Без подобного искушения не обойтись. Быть может, ему просто нельзя не поддаться. Мне на память приходит такая история, как «Мадам Эдварда». Я заведомо был одним из первых, кто ее прочел и немедленно проникся (онемев от потрясения) всем, что в этом произведении (всего-то несколько страниц) было уникального, за пределами любой литературы, причем такого, что могло только отторгнуть любой комментарий. Я обменялся с Жоржем Батаем несколькими взволнованными словами, совсем не так, как говоришь с автором одной из восхитивших тебя книг, а пытаясь донести до него, что подобной встречи хватит на всю мою жизнь, как факта написания должно хватить на всю его. Это было в жутчайшие дни оккупации. Крошечной — меньше не бывает, изданной под вымышленным именем и предназначенной для горстки людей книжице было суждено исподволь пойти ко дну в возможном крушении каждого из нас (автора, читателя). Без каких-либо следов из ряда вон выходящего события. Всем известно, как это повернулось.
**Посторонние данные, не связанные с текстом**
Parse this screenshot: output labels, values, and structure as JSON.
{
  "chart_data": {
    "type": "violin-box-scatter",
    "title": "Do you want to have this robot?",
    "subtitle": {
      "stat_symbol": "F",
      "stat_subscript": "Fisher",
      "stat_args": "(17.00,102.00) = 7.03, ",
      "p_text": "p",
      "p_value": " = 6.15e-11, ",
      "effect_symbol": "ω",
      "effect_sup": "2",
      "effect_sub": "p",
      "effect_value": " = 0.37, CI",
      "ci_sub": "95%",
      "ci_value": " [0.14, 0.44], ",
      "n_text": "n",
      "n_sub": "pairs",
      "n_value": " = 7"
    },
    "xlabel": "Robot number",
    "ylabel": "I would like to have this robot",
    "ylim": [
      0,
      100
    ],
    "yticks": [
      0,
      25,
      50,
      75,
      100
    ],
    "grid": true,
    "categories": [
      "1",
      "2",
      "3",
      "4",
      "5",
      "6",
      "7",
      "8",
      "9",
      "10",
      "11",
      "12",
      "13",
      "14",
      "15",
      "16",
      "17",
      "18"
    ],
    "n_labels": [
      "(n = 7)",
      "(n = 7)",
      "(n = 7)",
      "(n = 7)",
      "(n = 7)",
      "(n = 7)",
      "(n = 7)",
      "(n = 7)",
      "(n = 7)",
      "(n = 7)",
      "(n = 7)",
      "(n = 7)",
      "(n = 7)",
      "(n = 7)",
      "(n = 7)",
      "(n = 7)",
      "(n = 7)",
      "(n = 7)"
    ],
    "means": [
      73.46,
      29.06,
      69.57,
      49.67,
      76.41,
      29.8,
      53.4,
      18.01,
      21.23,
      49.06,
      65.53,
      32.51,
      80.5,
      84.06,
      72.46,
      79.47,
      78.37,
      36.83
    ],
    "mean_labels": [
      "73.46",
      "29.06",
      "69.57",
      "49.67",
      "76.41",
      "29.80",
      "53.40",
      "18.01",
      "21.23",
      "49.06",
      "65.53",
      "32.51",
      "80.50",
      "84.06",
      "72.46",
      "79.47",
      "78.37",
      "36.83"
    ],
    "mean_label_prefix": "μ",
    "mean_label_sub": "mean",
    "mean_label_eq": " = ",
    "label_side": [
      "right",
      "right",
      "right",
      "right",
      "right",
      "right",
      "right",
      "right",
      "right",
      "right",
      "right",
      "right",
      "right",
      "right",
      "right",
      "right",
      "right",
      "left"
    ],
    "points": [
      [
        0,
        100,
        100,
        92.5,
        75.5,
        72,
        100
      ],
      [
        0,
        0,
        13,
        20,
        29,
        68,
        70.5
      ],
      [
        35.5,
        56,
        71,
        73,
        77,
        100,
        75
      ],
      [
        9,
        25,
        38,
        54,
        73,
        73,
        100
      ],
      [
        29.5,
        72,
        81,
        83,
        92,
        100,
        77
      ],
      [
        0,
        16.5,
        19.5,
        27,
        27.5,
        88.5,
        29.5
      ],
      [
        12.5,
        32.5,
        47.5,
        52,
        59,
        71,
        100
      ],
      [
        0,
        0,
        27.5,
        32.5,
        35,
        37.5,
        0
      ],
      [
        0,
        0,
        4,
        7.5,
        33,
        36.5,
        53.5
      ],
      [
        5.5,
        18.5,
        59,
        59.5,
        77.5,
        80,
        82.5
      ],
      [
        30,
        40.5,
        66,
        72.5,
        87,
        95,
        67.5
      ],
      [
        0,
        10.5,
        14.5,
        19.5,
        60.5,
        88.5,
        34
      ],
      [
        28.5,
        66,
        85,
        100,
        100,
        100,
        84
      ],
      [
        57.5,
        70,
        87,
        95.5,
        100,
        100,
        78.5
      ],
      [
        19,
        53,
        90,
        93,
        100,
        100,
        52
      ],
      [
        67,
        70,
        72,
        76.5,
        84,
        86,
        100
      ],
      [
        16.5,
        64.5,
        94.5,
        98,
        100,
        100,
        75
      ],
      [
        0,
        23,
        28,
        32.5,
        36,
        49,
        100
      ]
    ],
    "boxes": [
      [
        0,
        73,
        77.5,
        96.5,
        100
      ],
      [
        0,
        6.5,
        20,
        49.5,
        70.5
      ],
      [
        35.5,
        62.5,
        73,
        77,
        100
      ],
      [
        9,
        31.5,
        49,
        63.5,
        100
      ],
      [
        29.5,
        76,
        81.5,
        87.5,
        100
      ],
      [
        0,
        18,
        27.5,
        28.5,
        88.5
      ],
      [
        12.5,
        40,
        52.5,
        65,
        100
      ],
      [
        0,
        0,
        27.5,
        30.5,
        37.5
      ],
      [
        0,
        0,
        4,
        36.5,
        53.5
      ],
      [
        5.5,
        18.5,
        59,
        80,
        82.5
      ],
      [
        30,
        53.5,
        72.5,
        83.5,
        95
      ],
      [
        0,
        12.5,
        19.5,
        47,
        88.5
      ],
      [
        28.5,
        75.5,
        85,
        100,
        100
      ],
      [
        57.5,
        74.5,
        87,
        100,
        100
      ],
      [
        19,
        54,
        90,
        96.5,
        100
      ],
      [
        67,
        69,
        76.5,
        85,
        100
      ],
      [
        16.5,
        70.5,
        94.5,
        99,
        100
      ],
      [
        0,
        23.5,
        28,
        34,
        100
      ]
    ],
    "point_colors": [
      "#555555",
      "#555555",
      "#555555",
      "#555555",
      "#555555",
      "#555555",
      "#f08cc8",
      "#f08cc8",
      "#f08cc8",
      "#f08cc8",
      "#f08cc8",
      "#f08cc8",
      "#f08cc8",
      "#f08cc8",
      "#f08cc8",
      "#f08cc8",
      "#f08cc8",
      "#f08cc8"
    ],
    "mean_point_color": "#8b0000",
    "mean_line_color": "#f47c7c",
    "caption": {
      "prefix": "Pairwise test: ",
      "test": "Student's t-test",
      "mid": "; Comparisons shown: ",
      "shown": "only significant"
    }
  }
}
Мне хотелось бы, однако, с определенной сдержанностью кое-что добавить. Позднее, когда война кончилась, и к тому же изменилась жизнь Жоржа Батая, ему предложили переиздать эту книгу — или, если разобраться, ее по-настоящему опубликовать. В один прекрасный день он к моему вящему ужасу сказал мне, что хотел бы написать продолжение «Мадам Эдварды» и спрашивает моего мнения. Я не мог ему тут же не ответить — как будто кто-то нанес мне удар: «Это невозможно. Прошу вас, не беритесь за это». Вопрос больше не поднимался, по крайней мере между нами. Не забудем, что он не смог удержаться и написал от своего собственного имени предисловие — главным образом для того, чтобы сообщить о своем авторстве, чтобы (косвенно) взять на себя ответственность за текст, все еще воспринимаемый как скандальный. Но это предисловие, сколь бы значимым оно ни было, ни в коей мере не покусилось на тот абсолют, коим является «Мадам Эдварда», как и масштабные комментарии, которые за ним последовали (в частности, принадлежащие перу Люсет Фина и, ближе к нашим дням, Пьера-Филиппа Жандена). Все, что можно сказать, все, что я могу сказать: вероятно, прочтение этой книги изменилось. Восхищение, размышление, соотнесение с другими произведениями, — то, что увековечивает, одновременно и упраздняет или уравнивает; если книга возвышает литературу, литература низводит ее до своего уровня, какое бы значение мы ей ни придавали. Остается обнаженность слова «писать», равная горячечному выставлению напоказ той, что была однажды ночью, и впредь навечно, «мадам Эдвардой».